Defesa apresentou explicações ao Supremo
Após o posicionamento do Exército, os advogados de Bolsonaro encaminharam novos esclarecimentos ao Supremo Tribunal Federal.
Segundo a defesa, uma das armas não localizadas, uma espingarda recebida como presente, permanece em uma empresa importadora de armamentos situada no Rio Grande do Sul, onde nunca teria sido retirada pelo ex-presidente.
Em relação ao segundo armamento, uma pistola Glock, os advogados afirmaram que se trata da mesma arma apreendida anteriormente com um dos seguranças de Bolsonaro durante uma abordagem de trânsito no Distrito Federal. Conforme a defesa, o equipamento permanece sob custódia da Polícia Civil do Distrito Federal.
As diferentes versões apresentadas durante o processo levaram Alexandre de Moraes a determinar a realização da busca domiciliar para verificar se ainda existiam armas sob posse direta ou indireta do ex-presidente.
Polícia não encontrou irregularidades durante diligência
De acordo com o relatório produzido pela Polícia Federal, os agentes realizaram a inspeção na residência e encerraram a operação sem localizar armamentos ou efetuar qualquer apreensão.
Até o momento, a corporação não informou a adoção de novas medidas relacionadas à diligência desta quarta-feira. O relatório será encaminhado ao Supremo Tribunal Federal para conhecimento do relator do caso.
A Polícia Civil do Distrito Federal também já concluiu investigação relacionada à apreensão da pistola Glock e informou anteriormente que o armamento estava regularmente registrado, sem indiciar o ex-presidente por esse episódio.
STF mantém entendimento sobre posse de armas
Apesar da regularidade dos registros apresentados pela defesa, Alexandre de Moraes entende que a manutenção da posse de armamentos é incompatível com a situação jurídica de Bolsonaro, que atualmente cumpre pena em regime de prisão domiciliar.
Para o ministro, a execução da pena exige o cumprimento das restrições impostas pela Justiça, incluindo a entrega das armas registradas em nome do condenado.
A decisão faz parte das medidas adotadas pelo Supremo para fiscalizar o cumprimento das condições estabelecidas durante a prisão domiciliar concedida ao ex-presidente.
Processo segue sob acompanhamento do Supremo
Bolsonaro foi condenado pelo STF a 27 anos e três meses de prisão no processo que apurou a tentativa de golpe de Estado.
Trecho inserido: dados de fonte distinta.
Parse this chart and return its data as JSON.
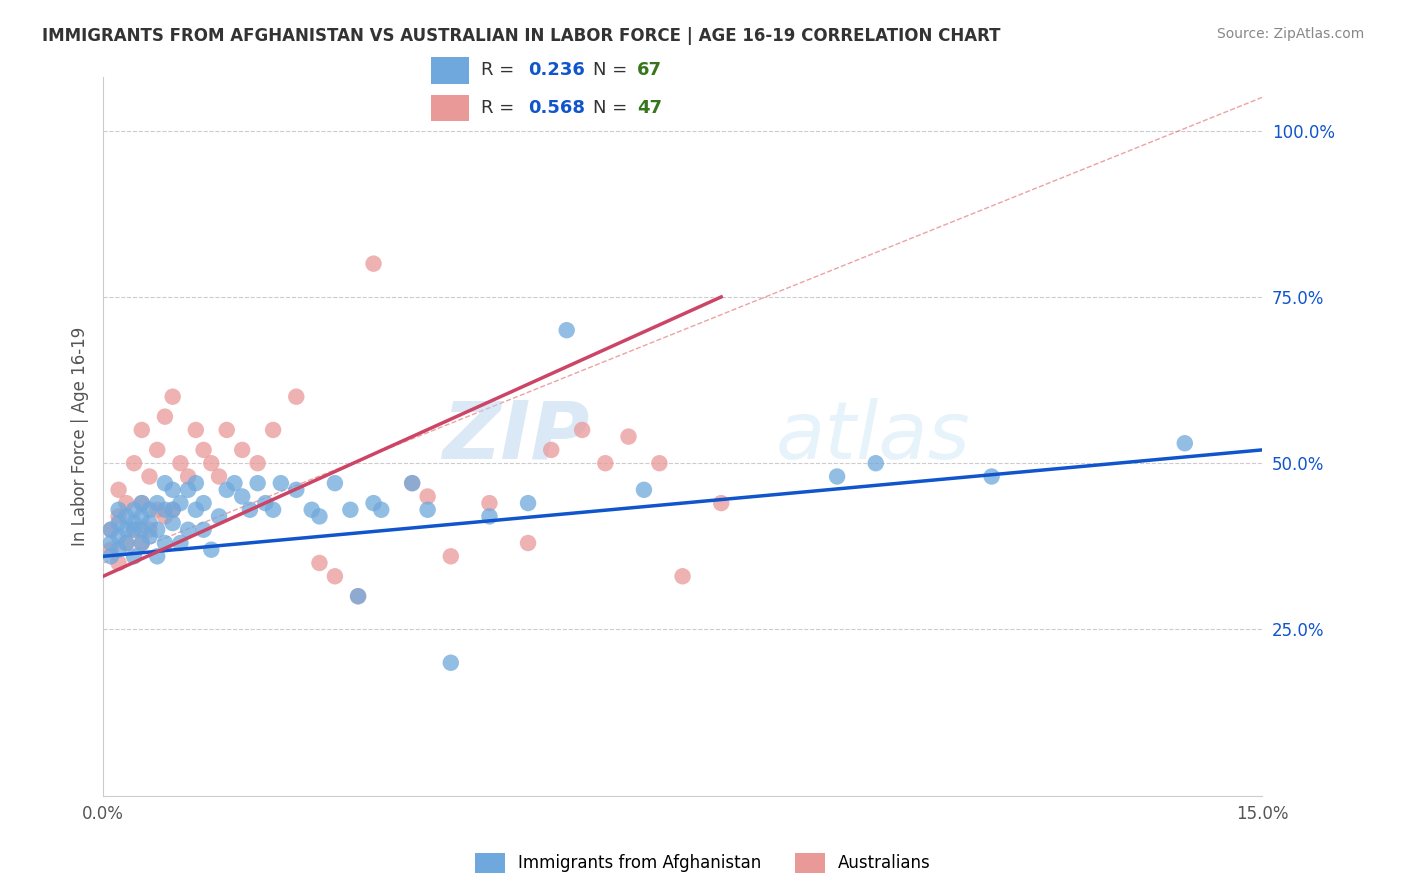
{
  "title": "IMMIGRANTS FROM AFGHANISTAN VS AUSTRALIAN IN LABOR FORCE | AGE 16-19 CORRELATION CHART",
  "source": "Source: ZipAtlas.com",
  "ylabel": "In Labor Force | Age 16-19",
  "xlim": [
    0.0,
    0.15
  ],
  "ylim": [
    0.0,
    1.08
  ],
  "xticks": [
    0.0,
    0.03,
    0.06,
    0.09,
    0.12,
    0.15
  ],
  "xtick_labels": [
    "0.0%",
    "",
    "",
    "",
    "",
    "15.0%"
  ],
  "yticks": [
    0.0,
    0.25,
    0.5,
    0.75,
    1.0
  ],
  "ytick_labels": [
    "",
    "25.0%",
    "50.0%",
    "75.0%",
    "100.0%"
  ],
  "blue_color": "#6fa8dc",
  "pink_color": "#ea9999",
  "blue_line_color": "#1155cc",
  "pink_line_color": "#cc4466",
  "diag_line_color": "#e06666",
  "R_blue": 0.236,
  "N_blue": 67,
  "R_pink": 0.568,
  "N_pink": 47,
  "blue_scatter_x": [
    0.001,
    0.001,
    0.001,
    0.002,
    0.002,
    0.002,
    0.002,
    0.003,
    0.003,
    0.003,
    0.004,
    0.004,
    0.004,
    0.004,
    0.005,
    0.005,
    0.005,
    0.005,
    0.006,
    0.006,
    0.006,
    0.007,
    0.007,
    0.007,
    0.008,
    0.008,
    0.008,
    0.009,
    0.009,
    0.009,
    0.01,
    0.01,
    0.011,
    0.011,
    0.012,
    0.012,
    0.013,
    0.013,
    0.014,
    0.015,
    0.016,
    0.017,
    0.018,
    0.019,
    0.02,
    0.021,
    0.022,
    0.023,
    0.025,
    0.027,
    0.028,
    0.03,
    0.032,
    0.033,
    0.035,
    0.036,
    0.04,
    0.042,
    0.045,
    0.05,
    0.055,
    0.06,
    0.07,
    0.095,
    0.1,
    0.115,
    0.14
  ],
  "blue_scatter_y": [
    0.36,
    0.4,
    0.38,
    0.37,
    0.41,
    0.43,
    0.39,
    0.4,
    0.42,
    0.38,
    0.36,
    0.4,
    0.43,
    0.41,
    0.38,
    0.42,
    0.44,
    0.4,
    0.39,
    0.43,
    0.41,
    0.36,
    0.4,
    0.44,
    0.38,
    0.43,
    0.47,
    0.41,
    0.43,
    0.46,
    0.38,
    0.44,
    0.4,
    0.46,
    0.43,
    0.47,
    0.4,
    0.44,
    0.37,
    0.42,
    0.46,
    0.47,
    0.45,
    0.43,
    0.47,
    0.44,
    0.43,
    0.47,
    0.46,
    0.43,
    0.42,
    0.47,
    0.43,
    0.3,
    0.44,
    0.43,
    0.47,
    0.43,
    0.2,
    0.42,
    0.44,
    0.7,
    0.46,
    0.48,
    0.5,
    0.48,
    0.53
  ],
  "pink_scatter_x": [
    0.001,
    0.001,
    0.002,
    0.002,
    0.002,
    0.003,
    0.003,
    0.004,
    0.004,
    0.005,
    0.005,
    0.005,
    0.006,
    0.006,
    0.007,
    0.007,
    0.008,
    0.008,
    0.009,
    0.009,
    0.01,
    0.011,
    0.012,
    0.013,
    0.014,
    0.015,
    0.016,
    0.018,
    0.02,
    0.022,
    0.025,
    0.028,
    0.03,
    0.033,
    0.035,
    0.04,
    0.042,
    0.045,
    0.05,
    0.055,
    0.058,
    0.062,
    0.065,
    0.068,
    0.072,
    0.075,
    0.08
  ],
  "pink_scatter_y": [
    0.37,
    0.4,
    0.35,
    0.42,
    0.46,
    0.38,
    0.44,
    0.4,
    0.5,
    0.38,
    0.44,
    0.55,
    0.4,
    0.48,
    0.43,
    0.52,
    0.42,
    0.57,
    0.43,
    0.6,
    0.5,
    0.48,
    0.55,
    0.52,
    0.5,
    0.48,
    0.55,
    0.52,
    0.5,
    0.55,
    0.6,
    0.35,
    0.33,
    0.3,
    0.8,
    0.47,
    0.45,
    0.36,
    0.44,
    0.38,
    0.52,
    0.55,
    0.5,
    0.54,
    0.5,
    0.33,
    0.44
  ],
  "watermark_zip": "ZIP",
  "watermark_atlas": "atlas",
  "legend_blue_label": "Immigrants from Afghanistan",
  "legend_pink_label": "Australians"
}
Após passar por procedimento cirúrgico e apresentar problemas de saúde, obteve autorização para cumprir prisão domiciliar temporária enquanto se recupera de uma pneumonia bacteriana.
O acompanhamento do cumprimento das medidas judiciais permanece sob responsabilidade do Supremo Tribunal Federal. A partir do relatório da Polícia Federal, Alexandre de Moraes poderá avaliar se as determinações relacionadas à entrega dos armamentos foram integralmente cumpridas ou se haverá necessidade de novas providências no âmbito da execução penal.